This post is sponsored by The Soyfoods Council, and as always, all thoughts and opinions are my own. I was asked to participate in the “#SoyInspired for Thanksgiving” campaign as a member of the Healthy Aperture Blogger Network. I was compensated for my time.
It’s been chilly lately!…
Somewhere in the Unites States…
Not here. Not yet.
Seriously, I’ve been trail running in a tank top over the last week, and I’ve got a tan to show for it. A TAN, people!
BUT in spite of our unseasonably warm weather here in the western part of the U.S., it’s still harvest season. And it’s still chili season. Because every season’s chili season as far as I’m concerned.
So…I harvested some chili for you’uns!
Okay, that was a lie. I didn’t harvest anything. There’s no such thing as a Bowl of Chili plant that’s just free for the harvesting (or else I’d harvest that thing to.the.ground, because chili’s what dreams are made of). Don’t let the Bowl of Chili plant thing be a day wrecker. In other good news, I bombarded a stockpot with harvested-by-others fall produce items, and created a belly-warmer pot o’ golden deliciousness.
And the ingredients? Not exactly your run-of-the-mill chili ingredients. You’re just gonna have to take a flying leap of faith and trust me for this carpet ride, Jasmine, because this flavor combo will make you sing A Whole New World (and/or some sort of Sarah Brightman song). In vibrato, my friends. In.vibrato.
You guys, I’ve made a discovery that I deem to be very pertinent and crucial to your life. Ready for it?
Apples in your chili. For real. Add a legit apple to your chili foods…it will make your taste buds swoon slash sing. In vibrato.
Also pertinent and crucial to your life: butternut squash, sweet potatoes, kale, and soybeans. In.your.chili, in your face. For the love of Jiminy Cricket, this freshly harvested chili will dishevel your gizzard like a flock of wild wombats.

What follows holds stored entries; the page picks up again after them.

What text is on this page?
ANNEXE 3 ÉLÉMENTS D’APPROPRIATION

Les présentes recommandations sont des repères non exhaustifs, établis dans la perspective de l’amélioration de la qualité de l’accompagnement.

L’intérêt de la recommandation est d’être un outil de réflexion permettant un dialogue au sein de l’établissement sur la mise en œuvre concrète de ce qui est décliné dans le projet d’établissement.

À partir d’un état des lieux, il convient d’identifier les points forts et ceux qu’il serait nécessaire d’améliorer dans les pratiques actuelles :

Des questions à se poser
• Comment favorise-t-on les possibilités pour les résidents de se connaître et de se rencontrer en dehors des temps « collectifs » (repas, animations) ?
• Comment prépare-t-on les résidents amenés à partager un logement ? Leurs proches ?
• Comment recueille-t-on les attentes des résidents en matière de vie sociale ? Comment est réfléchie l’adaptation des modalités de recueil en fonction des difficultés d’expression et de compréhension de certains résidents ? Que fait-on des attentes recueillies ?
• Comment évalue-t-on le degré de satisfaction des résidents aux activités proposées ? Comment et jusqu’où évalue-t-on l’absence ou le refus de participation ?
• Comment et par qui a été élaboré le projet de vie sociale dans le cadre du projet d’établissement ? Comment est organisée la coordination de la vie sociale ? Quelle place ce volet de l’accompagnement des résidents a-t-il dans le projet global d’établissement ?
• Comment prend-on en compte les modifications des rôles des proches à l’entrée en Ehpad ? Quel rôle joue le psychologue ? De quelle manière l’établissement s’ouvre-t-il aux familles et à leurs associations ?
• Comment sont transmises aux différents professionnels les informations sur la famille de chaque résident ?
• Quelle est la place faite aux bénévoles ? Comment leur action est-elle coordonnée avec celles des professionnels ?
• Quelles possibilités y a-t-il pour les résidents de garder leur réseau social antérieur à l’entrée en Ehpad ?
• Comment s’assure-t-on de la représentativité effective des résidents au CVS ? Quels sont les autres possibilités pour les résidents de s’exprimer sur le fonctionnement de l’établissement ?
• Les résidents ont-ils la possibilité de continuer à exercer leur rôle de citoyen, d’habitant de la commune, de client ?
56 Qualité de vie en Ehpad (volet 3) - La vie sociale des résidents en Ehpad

If you’re inexperienced with soy beans, fret not: they can go anywhere a black bean can go. Which is everywhere. When The Soyfoods Council and Healthy Aperture asked me to join in on their #SoyInspired campaign over the Thanksgiving season, I figured I’d participate by adding a little soy to my vegetarian chili. You can also get soybeans in a white varietal, which may be used in place of the black ones in this recipe.
Why soy? Recent studies show the polyunsaturated fat in soybeans helps reduce the risk of heart disease. Studies have also shown soy may lower the risk of ovarian and breast cancers, alleviate the symptoms of menopause, and help to lower your blood pressure and cholesterol. To learn more about recent studies on soyfoods, check out The Soyfoods Council’s Soy & Health Research.
While this recipe is vegetarian, you can absolutely add your choice of animal protein to it. I’ve tried this exact recipe using chicken broth (instead of vegetable broth) and ground bison, and it turned out marvelously. You can also use ground turkey or beef, shredded chicken, or tofu. Protein-ize to your heart’s delight! Additionally, you can add a can of diced tomatoes if that’s your jam!
Fall harvest vegetarian chili…it’s the apple of your eye.
Fall Harvest Vegetarian Chili with Kale
- 2 tablespoons grapeseed or olive oil
- 1 large yellow onion chopped
- ½ small butternut squash (3 cups), peeled and chopped
- ½ medium sweet potato chopped (1-1/2 cups)
- 1 honeycrisp apple peeled, cored, and chopped
- 2 stalks celery chopped
- 1 tablespoon chili powder
- 2 teaspoons ground cumin
- ½ teaspoon ground sage
- ½ teaspoon ground cinnamon
- ½ teaspoon kosher salt
- 3 cups low-sodium vegetable broth*
- 1 tablespoon cider vinegar
- 4 cups dino kale leaves tightly packed
- 1 15-ounce can black soy beans drained and rinsed
- Sour cream/plain yogurt
- Fresh cilantro chopped
Add the first 6 ingredients to a large stock pot and heat to medium.
Sauté, stirring frequently, until mixture is very fragrant and veggies begin to soften, about 10 minutes.
Add the next 5 ingredients (spices + salt), and continue sautéing for 2 minutes.
Add the last four ingredients and stir well. Cover pot and bring to a boil.
Lower the heat to a simmer and continue to cook at a gentle boil for 20 to 30 minutes, or until vegetables have softened.
Serve with a dollop of plain yogurt or sour cream and fresh cilantro.
*You can also use low-sodium chicken broth.